Get list of files, that exist in one folder but not another, as determined by content, not filename, on Windows
Solution 1:
The strings returned from PowerShell's Get-FileHash can be used as the keys to a hashtable to associate content with the fully-qualified path. This code creates a hashtable for each path with the following caveats.
- Empty files are ignored as the content hash of all empty files will be identical. ( You could also create a list of empty files foulnd in each directory )
- If duplicates are found within the directory we are indexing, only the first file found will be added to the
$HashOut
table. The$Dups
table will have the list of all paths that share identical content.
PowerShell:
Function Get-DirHash ( [String]$PathIn , [PSObject]$HashOut )
{
$HashOut.Clear()
gci $PathIn *.txt -Recurse | ? Length -gt 0 | Get-FileHash | %{
If ( $HashOut.Contains($_.Hash) )
{
If ( $Dups.Contains($_.Hash) )
{
$Dups[$_.Hash] += $_.Path
}
Else
{
$Dups.Add( $_.Hash , @( $HashOut[$_.Hash] , $_.Path ))
}
}
Else
{
$HashOut.Add( $_.Hash , $_.Path )
}
}
}
$DirA = 'c:\whatever'
$DirB = 'c:\whenever'
$TableA = @{}
$TableB = @{}
$Dups = @{}
$Unique2A = New-Object System.Collections.Generic.List[String]

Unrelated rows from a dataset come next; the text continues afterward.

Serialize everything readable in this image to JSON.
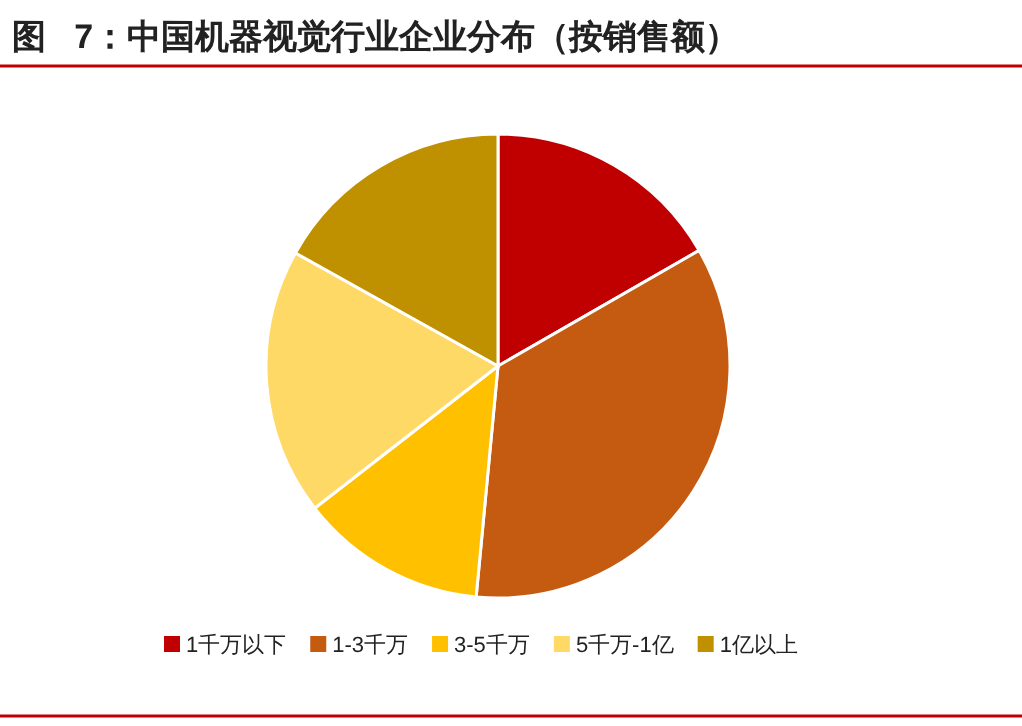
{
  "chart_data": {
    "type": "pie",
    "title": "图   7：中国机器视觉行业企业分布（按销售额）",
    "categories": [
      "1千万以下",
      "1-3千万",
      "3-5千万",
      "5千万-1亿",
      "1亿以上"
    ],
    "values": [
      16.7,
      34.8,
      13.0,
      18.6,
      16.9
    ],
    "colors": [
      "#c00000",
      "#c55a11",
      "#ffc000",
      "#ffd966",
      "#bf9000"
    ],
    "legend": "bottom"
  }
}
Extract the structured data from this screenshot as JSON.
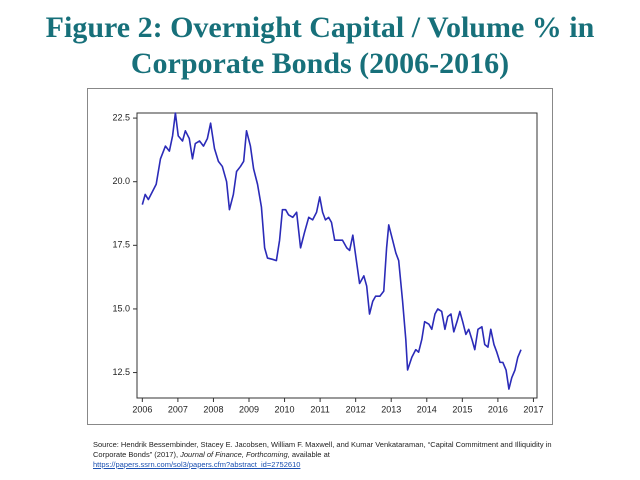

Get-DirHash -PathIn $DirA -HashOut $TableA
Get-DirHash -PathIn $DirB -HashOut $TableB
$TableA.Keys | %{
If ( ! ( $TableB.Contains($_) ))
{
$Unique2A.Add( $TableA[$_] )
}
}
$Unique2A | Out-GridView
Not fully tested, but I believe this will do the trick of only computing the hash for files that match in size.
$DirA = 'c:\whatever'
$DirB = 'c:\whenever'
$TestA = [Regex]::Escape($DirA)
$MasterList = gci $DirA , $DirB -Filter *.txt -recurse | Group Length
$Unique2A_BySize = ( $MasterList | ? Count -eq 1 |
? { $_.Group[0].DirectoryName -match $TestA } ).Group.FullName
$Unique2A_ByHash = ( $MasterLIst | ? Count -gt 1 | %{
$_.Group | Get-FileHash | Group Hash |
? Count -eq 1 |
? { $_.Group[0].Path -match $TestA }
} ).Group.Path
( $Unique2A = $Unique2A_BySize + $Unique2A_ByHash ) | Out-GridView
Which may be improved by the harder-to-read:
$DirA = 'c:\whatever'
$DirB = 'c:\whenever'
$TestA = [Regex]::Escape($DirA)
$Unique2A = ( ( $MasterList = gci $DirA , $DirB -Filter *.txt -recurse | Group Length ) |
? Count -eq 1 |
? { $_.Group[0].DirectoryName -match $TestA } ).Group.FullName +
( $MasterLIst | ? Count -gt 1 | %{
$_.Group | Get-FileHash | Group Hash |
? Count -eq 1 |
? { $_.Group[0].Path -match $TestA }
} ).Group.Path
$Unique2A | Out-GridView